Mais ce choix a un coût. Là où Returnal brillait par sa nervosité et son côté presque "organique", Saros paraît plus rigide. Le personnage est un peu moins instinctif dans ses déplacements au départ, et cette perte de fluidité se ressent immédiatement. Les ennemis eux-mêmes semblent un peu moins dynamiques, ce qui atténue légèrement la tension des affrontements.
Pour qui ?
Vous allez vous en prendre des boules.
Mais le jeu s'adresse aussi à un public plus large, notamment aux amateurs de défis relevés. Les fans de Souls-like y trouveront un terrain familier : apprentissage par l'échec, tension constante, nécessité de maîtriser parfaitement les mécaniques. Là où Saros se distingue, c'est dans son rythme plus nerveux et son approche plus arcade, qui demandent des réflexes rapides autant qu'une bonne compréhension des systèmes.

En revanche, ceux qui recherchent une expérience purement narrative ou très assistée "à la Playstation Studios" pourraient rester à distance.
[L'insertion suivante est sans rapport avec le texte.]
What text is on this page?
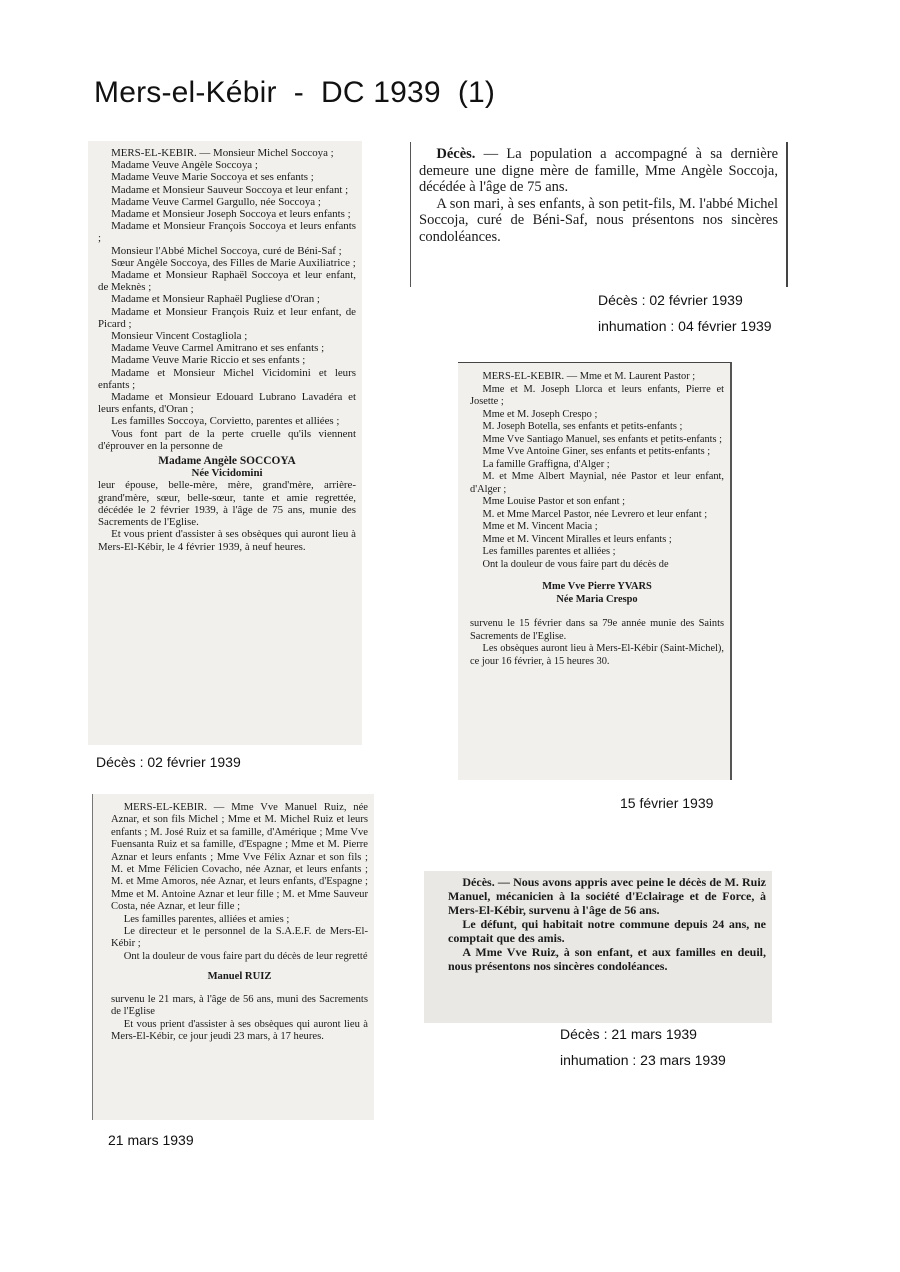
Mers-el-Kébir  -  DC 1939  (1)

MERS-EL-KEBIR. — Monsieur Michel Soccoya ;

Madame Veuve Angèle Soccoya ;

Madame Veuve Marie Soccoya et ses enfants ;

Madame et Monsieur Sauveur Soccoya et leur enfant ;

Madame Veuve Carmel Gargullo, née Soccoya ;

Madame et Monsieur Joseph Soccoya et leurs enfants ;

Madame et Monsieur François Soccoya et leurs enfants ;

Monsieur l'Abbé Michel Soccoya, curé de Béni-Saf ;

Sœur Angèle Soccoya, des Filles de Marie Auxiliatrice ;

Madame et Monsieur Raphaël Soccoya et leur enfant, de Meknès ;

Madame et Monsieur Raphaël Pugliese d'Oran ;

Madame et Monsieur François Ruiz et leur enfant, de Picard ;

Monsieur Vincent Costagliola ;

Madame Veuve Carmel Amitrano et ses enfants ;

Madame Veuve Marie Riccio et ses enfants ;

Madame et Monsieur Michel Vicidomini et leurs enfants ;

Madame et Monsieur Edouard Lubrano Lavadéra et leurs enfants, d'Oran ;

Les familles Soccoya, Corvietto, parentes et alliées ;

Vous font part de la perte cruelle qu'ils viennent d'éprouver en la personne de

Madame Angèle SOCCOYA

Née Vicidomini

leur épouse, belle-mère, mère, grand'mère, arrière-grand'mère, sœur, belle-sœur, tante et amie regrettée, décédée le 2 février 1939, à l'âge de 75 ans, munie des Sacrements de l'Eglise.

Et vous prient d'assister à ses obsèques qui auront lieu à Mers-El-Kébir, le 4 février 1939, à neuf heures.

Décès : 02 février 1939

Décès. — La population a accompagné à sa dernière demeure une digne mère de famille, Mme Angèle Soccoja, décédée à l'âge de 75 ans.

A son mari, à ses enfants, à son petit-fils, M. l'abbé Michel Soccoja, curé de Béni-Saf, nous présentons nos sincères condoléances.

Décès : 02 février 1939
inhumation : 04 février 1939

MERS-EL-KEBIR. — Mme et M. Laurent Pastor ;

Mme et M. Joseph Llorca et leurs enfants, Pierre et Josette ;

Mme et M. Joseph Crespo ;

M. Joseph Botella, ses enfants et petits-enfants ;

Mme Vve Santiago Manuel, ses enfants et petits-enfants ;

Mme Vve Antoine Giner, ses enfants et petits-enfants ;

La famille Graffigna, d'Alger ;

M. et Mme Albert Maynial, née Pastor et leur enfant, d'Alger ;

Mme Louise Pastor et son enfant ;

M. et Mme Marcel Pastor, née Levrero et leur enfant ;

Mme et M. Vincent Macia ;

Mme et M. Vincent Miralles et leurs enfants ;

Les familles parentes et alliées ;

Ont la douleur de vous faire part du décès de

Mme Vve Pierre YVARS

Née Maria Crespo

survenu le 15 février dans sa 79e année munie des Saints Sacrements de l'Eglise.

Les obsèques auront lieu à Mers-El-Kébir (Saint-Michel), ce jour 16 février, à 15 heures 30.

15 février 1939

MERS-EL-KEBIR. — Mme Vve Manuel Ruiz, née Aznar, et son fils Michel ; Mme et M. Michel Ruiz et leurs enfants ; M. José Ruiz et sa famille, d'Amérique ; Mme Vve Fuensanta Ruiz et sa famille, d'Espagne ; Mme et M. Pierre Aznar et leurs enfants ; Mme Vve Félix Aznar et son fils ; M. et Mme Félicien Covacho, née Aznar, et leurs enfants ; M. et Mme Amoros, née Aznar, et leurs enfants, d'Espagne ; Mme et M. Antoine Aznar et leur fille ; M. et Mme Sauveur Costa, née Aznar, et leur fille ;

Les familles parentes, alliées et amies ;

Le directeur et le personnel de la S.A.E.F. de Mers-El-Kébir ;

Ont la douleur de vous faire part du décès de leur regretté

Manuel RUIZ

survenu le 21 mars, à l'âge de 56 ans, muni des Sacrements de l'Eglise

Et vous prient d'assister à ses obsèques qui auront lieu à Mers-El-Kébir, ce jour jeudi 23 mars, à 17 heures.

21 mars 1939

Décès. — Nous avons appris avec peine le décès de M. Ruiz Manuel, mécanicien à la société d'Eclairage et de Force, à Mers-El-Kébir, survenu à l'âge de 56 ans.

Le défunt, qui habitait notre commune depuis 24 ans, ne comptait que des amis.

A Mme Vve Ruiz, à son enfant, et aux familles en deuil, nous présentons nos sincères condoléances.

Décès : 21 mars 1939
inhumation : 23 mars 1939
Malgré ses efforts pour s'ouvrir, Saros reste un jeu qui demande de l'engagement, de la persévérance... et une certaine tolérance à la frustration.
L'anecdote
Le grand patron, qui sert également d'arbre de compétences.
Une expérience brute, exigeante, presque sans explications, mais incroyablement instinctive – comme si la manette devenait une extension de mes mains, et que j'étais seul sur cette planète avec le (seul) personnage à l'écran. J'y ai ressenti du stress et de la tension comme rarement dans un jeu vidéo. C'était unique.
Avec Saros, ce sentiment ne revient pas tout à fait. Le jeu est excellent, mais plus encadré, plus explicatif, plus gentil. On y perd cette immersion totale et viscérale, cet isolement.
À vouloir séduire un public plus large, Saros gagne en accessibilité mais laisse filer une partie de cette sensation unique, presque irréplicable, qui faisait tout le charme de son prédécesseur...
- La qualité générale (visuelle, gameplay...)
- Un scénario plus élaboré que son prédécesseur
- Les sensations uniques
- Les options d'adaptabilité
- Des contrôles qui manquent de fluidité
- Moins surprenant que Returnal
Housemarque confirme ici tout son savoir-faire et livre sans conteste l'une des meilleures exclusivités PS5. Graphismes, ambiance, gameplay : tout est maîtrisé, avec des sensations manette en main tout simplement exceptionnelles. Le niveau de finition est impressionnant, et les combats demandent toujours autant de précision et de réflexes. Cette fois-ci, on est face à un équilibre solide entre skill pur et progression maîtrisée. Mais les joueurs les plus élitistes regretteront presque la perte de l'authenticité brute de son prédécesseur.